Just throwing this out there. Feel free to close. Thought sometimes a little tweak can make all the difference.

Wording on https://good-labs.github.io/greater-good-pledge/

@vsoch the words that say

is not primarily composed of paid participants

on https://good-labs.github.io/greater-good-pledge/ seem a little different to the wording

The majority of contributors represent dispersed community (and not required participants for a company)

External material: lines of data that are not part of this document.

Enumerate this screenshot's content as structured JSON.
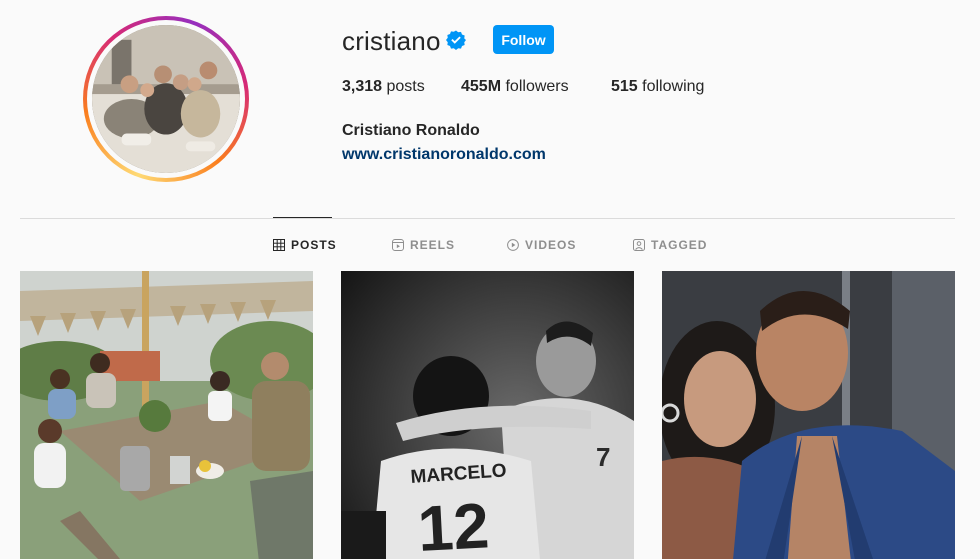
{
  "profile": {
    "username": "cristiano",
    "verified": true,
    "follow_label": "Follow",
    "full_name": "Cristiano Ronaldo",
    "website": "www.cristianoronaldo.com"
  },
  "stats": {
    "posts_count": "3,318",
    "posts_label": "posts",
    "followers_count": "455M",
    "followers_label": "followers",
    "following_count": "515",
    "following_label": "following"
  },
  "tabs": [
    {
      "label": "POSTS",
      "icon": "grid-icon",
      "active": true
    },
    {
      "label": "REELS",
      "icon": "reels-icon",
      "active": false
    },
    {
      "label": "VIDEOS",
      "icon": "play-circle-icon",
      "active": false
    },
    {
      "label": "TAGGED",
      "icon": "tagged-icon",
      "active": false
    }
  ],
  "posts": [
    {
      "kind": "family-outdoor-dinner-photo"
    },
    {
      "kind": "football-players-embrace-bw-photo"
    },
    {
      "kind": "couple-selfie-photo"
    }
  ],
  "colors": {
    "accent": "#0095f6",
    "link": "#00376b",
    "text": "#262626",
    "muted": "#8e8e8e",
    "background": "#fafafa",
    "divider": "#dbdbdb"
  }
}
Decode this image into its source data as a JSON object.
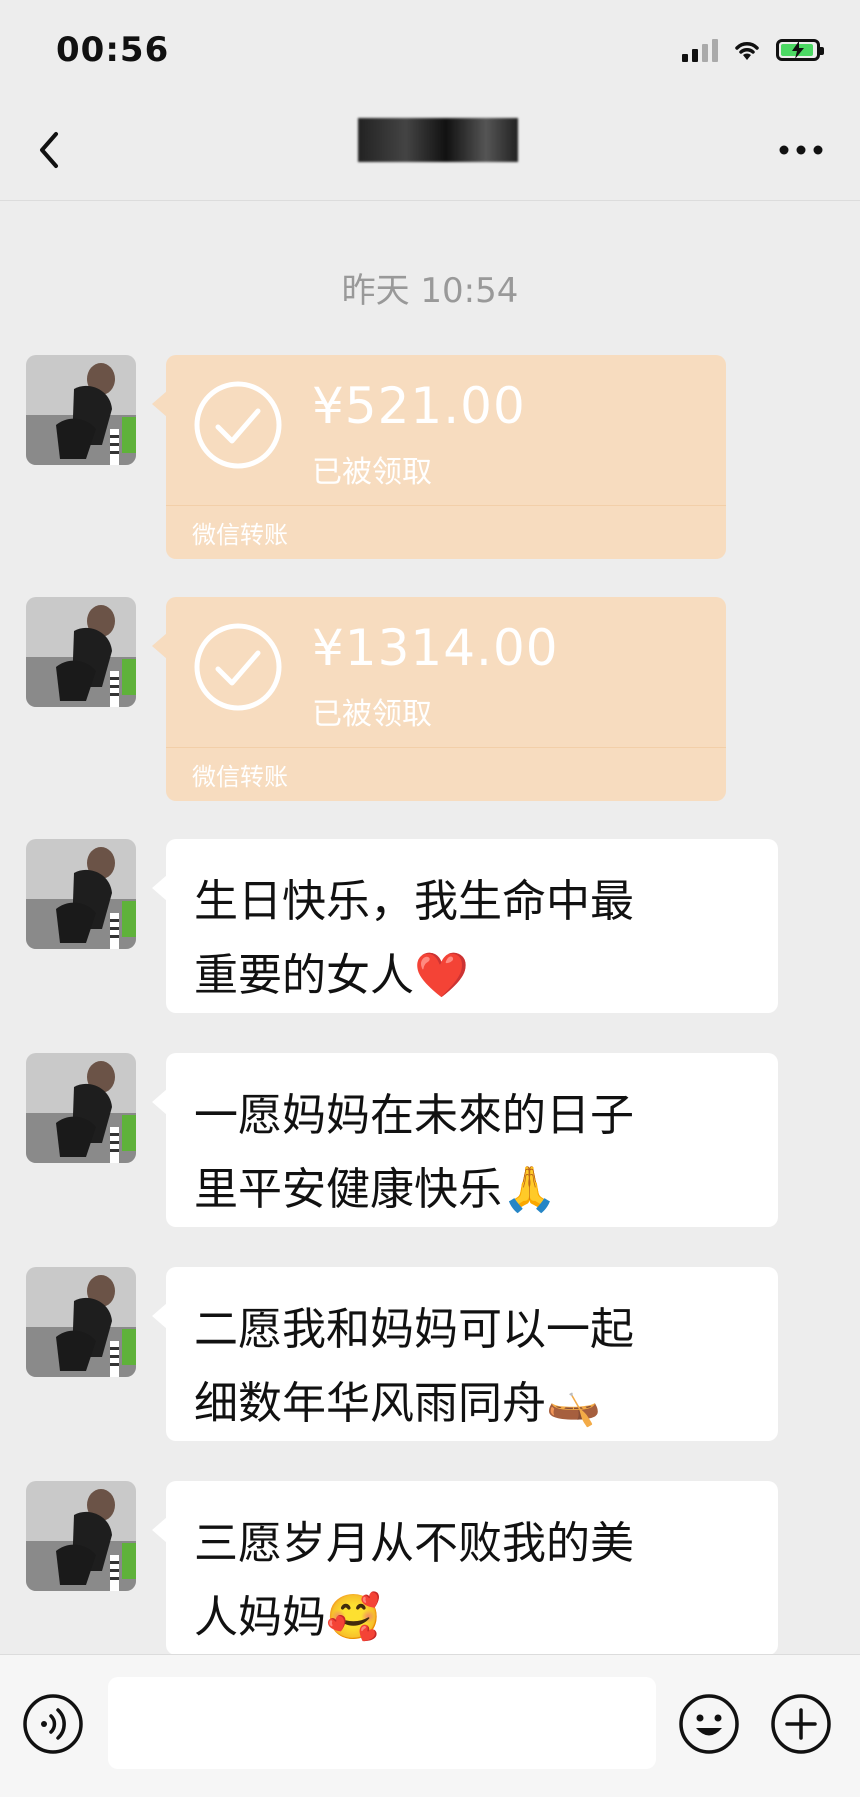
{
  "status_bar": {
    "time": "00:56",
    "battery_color": "#4cd964"
  },
  "nav": {
    "back_icon": "chevron-left-icon",
    "title_redacted": true,
    "more_icon": "more-dots-icon"
  },
  "chat": {
    "timestamp": "昨天 10:54",
    "transfers": [
      {
        "amount": "¥521.00",
        "status": "已被领取",
        "brand": "微信转账"
      },
      {
        "amount": "¥1314.00",
        "status": "已被领取",
        "brand": "微信转账"
      }
    ],
    "messages": [
      {
        "line1": "生日快乐，我生命中最",
        "line2": "重要的女人",
        "emoji": "❤️"
      },
      {
        "line1": "一愿妈妈在未來的日子",
        "line2": "里平安健康快乐",
        "emoji": "🙏"
      },
      {
        "line1": "二愿我和妈妈可以一起",
        "line2": "细数年华风雨同舟",
        "emoji": "🛶"
      },
      {
        "line1": "三愿岁月从不败我的美",
        "line2": "人妈妈",
        "emoji": "🥰"
      }
    ]
  },
  "input_bar": {
    "placeholder": ""
  },
  "colors": {
    "transfer_bg": "#f7dcbf",
    "chat_bg": "#ededed"
  }
}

in the pledge README.md . The good-labs.github.io wording reads (to me at least) like it might exclude a lot of things (e.g. the Linux kernel) that might otherwise be candidates for joining the pledge?

Add collection of stories

The stories folder should have real (provided by the developer, publicly) or example user stories for projects that are for the greater good. This will be an important resource if a contributor comes to the repository and wants to understand the kind of projects that would be able / not be able to take the pledge.

Create infrastructure to accept pledges

The interested user should be able to request a review (via submission of an online form) or via pull request to the repository. Given the form, one of the maintainers will open the PR for discussion. Specifically:

  • The submitter should add some file with metadata that will be served (@pdurbin thoughts?)
  • The entry will be reviewed in the PR if the criteria are met
  • Merging will generate the badge for the project/community, along with updating Github pages site for those that have taken the pledge.

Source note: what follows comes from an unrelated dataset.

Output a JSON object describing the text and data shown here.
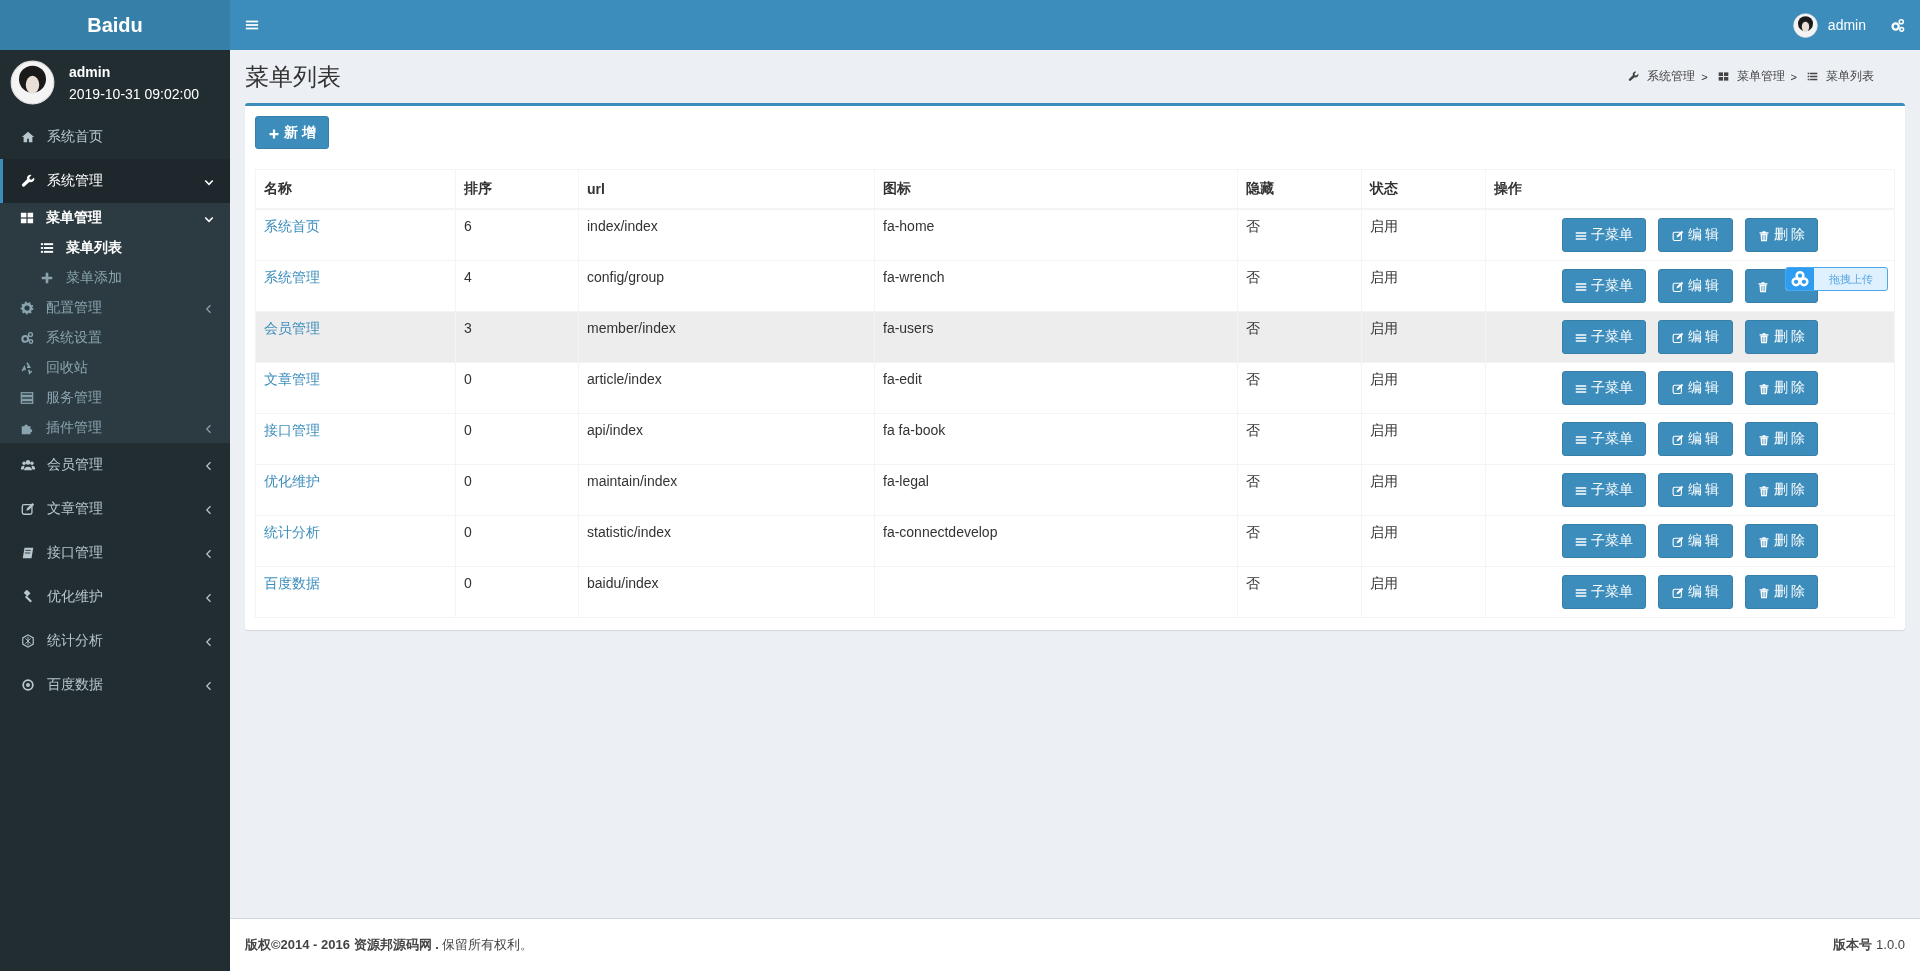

So I need to figure out that flow of things.

maintainer or final decision maker

As of 562ba07 the pledge starts with "As a maintainer of an open source project or group" but in my world I'm a maintainer of some software but not one of the final decision makers. Should we change the phrasing?

Add example cases

An organization / project should be able to read about examples (scenarios) when an org does / doesn't meet the criteria.

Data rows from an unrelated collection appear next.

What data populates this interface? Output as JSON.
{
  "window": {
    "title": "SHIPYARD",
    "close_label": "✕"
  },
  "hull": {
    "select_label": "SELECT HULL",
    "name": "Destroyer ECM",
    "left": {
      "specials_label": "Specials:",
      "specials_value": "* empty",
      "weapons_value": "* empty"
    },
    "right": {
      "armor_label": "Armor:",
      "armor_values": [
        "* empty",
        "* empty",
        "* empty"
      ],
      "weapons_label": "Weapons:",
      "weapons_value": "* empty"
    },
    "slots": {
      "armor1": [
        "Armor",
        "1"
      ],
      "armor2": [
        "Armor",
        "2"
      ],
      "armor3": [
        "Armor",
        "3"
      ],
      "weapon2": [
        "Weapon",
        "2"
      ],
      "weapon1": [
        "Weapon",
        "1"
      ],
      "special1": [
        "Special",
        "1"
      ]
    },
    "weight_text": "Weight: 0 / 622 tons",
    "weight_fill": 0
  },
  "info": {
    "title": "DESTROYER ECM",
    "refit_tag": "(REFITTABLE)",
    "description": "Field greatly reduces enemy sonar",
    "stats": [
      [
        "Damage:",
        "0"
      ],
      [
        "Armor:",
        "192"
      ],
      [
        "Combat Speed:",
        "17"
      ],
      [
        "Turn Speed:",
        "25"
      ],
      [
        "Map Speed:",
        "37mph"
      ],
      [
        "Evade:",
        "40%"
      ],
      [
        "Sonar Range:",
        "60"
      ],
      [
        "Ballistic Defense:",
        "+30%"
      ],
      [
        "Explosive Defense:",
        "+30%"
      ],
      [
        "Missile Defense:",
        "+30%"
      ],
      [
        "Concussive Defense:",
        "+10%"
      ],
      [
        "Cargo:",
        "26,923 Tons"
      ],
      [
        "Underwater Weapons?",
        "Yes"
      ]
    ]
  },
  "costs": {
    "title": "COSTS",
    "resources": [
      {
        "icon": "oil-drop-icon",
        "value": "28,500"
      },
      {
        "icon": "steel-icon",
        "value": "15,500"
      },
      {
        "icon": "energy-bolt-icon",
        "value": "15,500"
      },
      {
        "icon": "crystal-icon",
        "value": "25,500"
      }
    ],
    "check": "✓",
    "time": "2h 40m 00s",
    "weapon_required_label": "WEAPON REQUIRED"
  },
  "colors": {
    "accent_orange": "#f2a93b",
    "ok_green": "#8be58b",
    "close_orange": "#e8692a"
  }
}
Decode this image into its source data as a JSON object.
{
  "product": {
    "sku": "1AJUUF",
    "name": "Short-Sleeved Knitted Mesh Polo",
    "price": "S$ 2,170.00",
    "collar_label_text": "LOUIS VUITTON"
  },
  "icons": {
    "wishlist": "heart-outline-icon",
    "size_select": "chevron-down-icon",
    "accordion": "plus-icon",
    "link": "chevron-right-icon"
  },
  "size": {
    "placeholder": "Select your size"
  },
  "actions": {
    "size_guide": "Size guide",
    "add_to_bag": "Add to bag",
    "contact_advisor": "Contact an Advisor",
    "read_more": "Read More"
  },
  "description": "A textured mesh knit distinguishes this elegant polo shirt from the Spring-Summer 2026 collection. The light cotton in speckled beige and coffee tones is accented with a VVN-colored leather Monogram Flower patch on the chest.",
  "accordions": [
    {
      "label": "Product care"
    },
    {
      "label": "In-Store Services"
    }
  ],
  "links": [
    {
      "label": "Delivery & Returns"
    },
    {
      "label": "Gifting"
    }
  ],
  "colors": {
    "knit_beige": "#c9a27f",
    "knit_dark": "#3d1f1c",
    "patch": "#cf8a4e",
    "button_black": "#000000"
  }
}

is completely open communication realisitic for co-located teams? security?

As of 8d3a317 the pledge says, "The community must have completely open communication, meaning all discussion around development is public." This sound great until you realize that a co-locate team is going to:

  • hang around the water cooler and chat
  • chat during standup
  • have meetings without you, the person on the internet

I'm a big fan of overcommunicating as much as possible to people who aren't in the room but I'm not sure the the current phrasing is realistic.

In addition, security concerns should not be discussed in the open.

Versioning to criteria

The criteria should be versioned, so in case we change the previous versions can be looked up.